基準値きみのキングダム
「……姉ちゃんが過剰なまでに強がりなのは、俺らのせいでもあるんです。母さんがいなくなって、父さんが忙しくなって、そのとき俺と京香はひとりじゃなにもできないくらい幼かった。だから、俺らのために早く大人にならなきゃって」
奈央はゆっくりと、杏奈の方に視線を戻す。
「姉ちゃんは、俺らには弱いところを見せてくれない。たとえ、俺らがいいよって言ったって、絶対に甘えようとしない。……だから、恭介くんが甘やかしてやってほしいんです」
言われなくても。
甘やかしたい。甘えてほしい。
杏奈は、もっと人に甘えることを覚えていい。
そう思う、……けど。
『もう、帰っちゃうの……?』
上目づかいに細く揺れた声、あまりにも破壊力の高かった “甘え” をふと思い出して、独りよがりに葛藤する。

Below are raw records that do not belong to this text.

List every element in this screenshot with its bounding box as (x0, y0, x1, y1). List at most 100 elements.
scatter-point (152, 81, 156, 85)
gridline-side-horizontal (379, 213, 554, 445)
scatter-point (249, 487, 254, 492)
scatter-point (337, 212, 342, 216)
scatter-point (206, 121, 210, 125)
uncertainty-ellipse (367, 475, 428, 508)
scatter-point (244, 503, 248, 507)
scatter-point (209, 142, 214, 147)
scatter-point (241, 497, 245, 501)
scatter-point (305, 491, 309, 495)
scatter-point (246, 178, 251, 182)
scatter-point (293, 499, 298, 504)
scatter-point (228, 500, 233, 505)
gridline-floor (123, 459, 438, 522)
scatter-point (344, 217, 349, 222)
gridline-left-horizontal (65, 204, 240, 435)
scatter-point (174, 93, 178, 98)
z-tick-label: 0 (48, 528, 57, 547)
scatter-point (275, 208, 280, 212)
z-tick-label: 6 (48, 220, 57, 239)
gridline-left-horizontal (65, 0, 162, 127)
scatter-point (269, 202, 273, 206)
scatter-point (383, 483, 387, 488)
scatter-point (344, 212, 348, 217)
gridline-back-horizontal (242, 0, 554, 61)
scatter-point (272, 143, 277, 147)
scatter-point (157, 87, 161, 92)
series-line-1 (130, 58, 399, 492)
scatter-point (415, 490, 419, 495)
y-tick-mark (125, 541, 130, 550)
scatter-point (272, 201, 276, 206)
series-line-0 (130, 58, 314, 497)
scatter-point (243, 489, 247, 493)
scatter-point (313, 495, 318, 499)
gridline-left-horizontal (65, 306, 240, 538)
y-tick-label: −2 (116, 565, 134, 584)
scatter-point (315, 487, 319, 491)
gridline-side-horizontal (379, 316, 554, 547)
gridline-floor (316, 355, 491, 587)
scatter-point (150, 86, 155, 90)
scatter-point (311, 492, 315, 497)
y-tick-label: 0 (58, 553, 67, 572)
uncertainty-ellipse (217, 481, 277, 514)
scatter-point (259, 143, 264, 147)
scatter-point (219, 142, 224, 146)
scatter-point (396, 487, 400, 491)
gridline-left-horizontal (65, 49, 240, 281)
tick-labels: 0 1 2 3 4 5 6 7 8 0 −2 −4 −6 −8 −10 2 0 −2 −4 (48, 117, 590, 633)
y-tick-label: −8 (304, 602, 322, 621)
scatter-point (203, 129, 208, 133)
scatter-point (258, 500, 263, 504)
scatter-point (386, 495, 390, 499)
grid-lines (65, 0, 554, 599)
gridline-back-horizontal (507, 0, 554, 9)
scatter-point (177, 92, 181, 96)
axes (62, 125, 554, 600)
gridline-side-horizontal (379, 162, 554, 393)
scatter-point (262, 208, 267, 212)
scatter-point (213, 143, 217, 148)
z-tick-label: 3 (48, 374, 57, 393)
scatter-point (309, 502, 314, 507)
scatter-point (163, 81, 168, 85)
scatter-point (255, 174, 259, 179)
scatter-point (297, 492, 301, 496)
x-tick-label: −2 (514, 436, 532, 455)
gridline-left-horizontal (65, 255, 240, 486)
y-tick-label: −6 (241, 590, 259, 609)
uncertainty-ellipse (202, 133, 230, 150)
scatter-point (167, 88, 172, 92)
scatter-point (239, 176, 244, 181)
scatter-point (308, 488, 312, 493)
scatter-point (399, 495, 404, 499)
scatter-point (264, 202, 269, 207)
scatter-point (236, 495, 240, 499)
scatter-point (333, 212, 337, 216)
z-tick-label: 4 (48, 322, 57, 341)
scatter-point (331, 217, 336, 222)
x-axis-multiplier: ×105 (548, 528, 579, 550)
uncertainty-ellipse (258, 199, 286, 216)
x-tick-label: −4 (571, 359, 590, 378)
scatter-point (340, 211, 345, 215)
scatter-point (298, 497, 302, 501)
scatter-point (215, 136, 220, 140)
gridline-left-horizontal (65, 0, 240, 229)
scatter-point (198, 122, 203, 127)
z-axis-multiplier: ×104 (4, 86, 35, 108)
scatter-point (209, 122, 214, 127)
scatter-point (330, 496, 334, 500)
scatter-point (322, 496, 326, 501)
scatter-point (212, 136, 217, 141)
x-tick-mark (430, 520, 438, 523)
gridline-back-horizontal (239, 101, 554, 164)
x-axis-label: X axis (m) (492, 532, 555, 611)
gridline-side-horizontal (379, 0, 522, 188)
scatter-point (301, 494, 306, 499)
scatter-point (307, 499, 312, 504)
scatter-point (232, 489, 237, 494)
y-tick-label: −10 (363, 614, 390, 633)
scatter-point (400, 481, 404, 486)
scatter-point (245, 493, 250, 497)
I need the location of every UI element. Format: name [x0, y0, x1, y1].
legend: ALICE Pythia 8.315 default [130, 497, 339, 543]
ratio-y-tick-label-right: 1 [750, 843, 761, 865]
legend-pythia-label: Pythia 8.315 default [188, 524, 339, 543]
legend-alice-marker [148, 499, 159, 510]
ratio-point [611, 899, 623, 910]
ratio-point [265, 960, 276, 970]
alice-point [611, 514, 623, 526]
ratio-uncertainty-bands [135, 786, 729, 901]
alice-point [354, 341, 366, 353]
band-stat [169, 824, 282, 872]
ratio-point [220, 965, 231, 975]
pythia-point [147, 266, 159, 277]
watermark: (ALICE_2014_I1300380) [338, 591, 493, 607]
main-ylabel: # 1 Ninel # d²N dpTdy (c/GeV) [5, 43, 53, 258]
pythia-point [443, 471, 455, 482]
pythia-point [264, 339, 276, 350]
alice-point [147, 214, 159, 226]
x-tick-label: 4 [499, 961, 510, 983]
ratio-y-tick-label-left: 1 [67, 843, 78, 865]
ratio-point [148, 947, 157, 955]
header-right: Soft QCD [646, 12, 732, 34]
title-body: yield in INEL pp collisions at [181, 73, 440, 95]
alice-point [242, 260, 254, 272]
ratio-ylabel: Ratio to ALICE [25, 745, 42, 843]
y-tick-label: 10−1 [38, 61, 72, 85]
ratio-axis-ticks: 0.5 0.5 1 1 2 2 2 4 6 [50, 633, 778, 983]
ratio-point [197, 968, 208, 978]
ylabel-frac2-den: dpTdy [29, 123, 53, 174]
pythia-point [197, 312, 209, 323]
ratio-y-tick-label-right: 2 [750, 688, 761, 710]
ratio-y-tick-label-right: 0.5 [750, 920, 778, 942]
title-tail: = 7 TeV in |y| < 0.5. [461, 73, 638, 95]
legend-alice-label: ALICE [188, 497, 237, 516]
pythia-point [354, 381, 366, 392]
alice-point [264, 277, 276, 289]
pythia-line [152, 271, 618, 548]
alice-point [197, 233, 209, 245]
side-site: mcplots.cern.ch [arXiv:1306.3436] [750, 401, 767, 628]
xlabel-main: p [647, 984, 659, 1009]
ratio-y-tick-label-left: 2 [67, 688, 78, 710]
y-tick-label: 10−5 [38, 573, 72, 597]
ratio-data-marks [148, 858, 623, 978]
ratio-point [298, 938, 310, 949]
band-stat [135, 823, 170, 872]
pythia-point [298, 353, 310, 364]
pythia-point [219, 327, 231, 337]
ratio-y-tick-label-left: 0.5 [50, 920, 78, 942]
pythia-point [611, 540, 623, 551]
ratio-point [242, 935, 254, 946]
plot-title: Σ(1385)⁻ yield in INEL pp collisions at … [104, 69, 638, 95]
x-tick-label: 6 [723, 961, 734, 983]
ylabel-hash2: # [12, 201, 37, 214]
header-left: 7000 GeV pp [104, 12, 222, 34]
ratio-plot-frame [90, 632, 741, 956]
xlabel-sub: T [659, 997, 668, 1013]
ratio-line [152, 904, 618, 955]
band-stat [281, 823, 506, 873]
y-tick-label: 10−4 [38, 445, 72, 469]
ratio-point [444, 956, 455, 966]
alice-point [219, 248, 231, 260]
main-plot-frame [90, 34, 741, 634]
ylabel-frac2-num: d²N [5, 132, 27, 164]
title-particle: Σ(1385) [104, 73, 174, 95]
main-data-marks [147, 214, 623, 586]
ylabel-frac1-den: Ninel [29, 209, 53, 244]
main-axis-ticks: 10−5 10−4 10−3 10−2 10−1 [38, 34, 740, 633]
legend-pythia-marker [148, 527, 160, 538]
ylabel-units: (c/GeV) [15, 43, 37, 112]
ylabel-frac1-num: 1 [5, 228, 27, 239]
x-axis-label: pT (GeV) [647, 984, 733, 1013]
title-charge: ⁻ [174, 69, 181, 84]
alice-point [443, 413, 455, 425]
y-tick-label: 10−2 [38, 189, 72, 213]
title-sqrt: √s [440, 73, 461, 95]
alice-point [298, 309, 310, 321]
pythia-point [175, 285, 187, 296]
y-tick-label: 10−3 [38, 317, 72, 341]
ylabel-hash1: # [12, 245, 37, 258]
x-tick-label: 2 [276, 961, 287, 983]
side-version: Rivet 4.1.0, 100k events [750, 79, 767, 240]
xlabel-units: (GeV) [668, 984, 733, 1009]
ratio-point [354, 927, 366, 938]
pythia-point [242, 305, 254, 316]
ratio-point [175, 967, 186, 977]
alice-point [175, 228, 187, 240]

甘えてほしい────できるなら、それは、俺だけにしてほしい。
たぶん、俺はけっこう面倒くさい男だ。
「気になったんですけど」
「ん?」
「恭介くんって、姉ちゃんの、どこを好きになったんですか」
「あー、それは、……ひみつ」
不服に唇をとがらせた奈央に、ふっと笑う。
教えねえよ。
だって、そんなもん弟にぶっちゃけるとかさすがに小っ恥ずかしいし、なにより。
それはまず、本人に聞かせたいと思うから。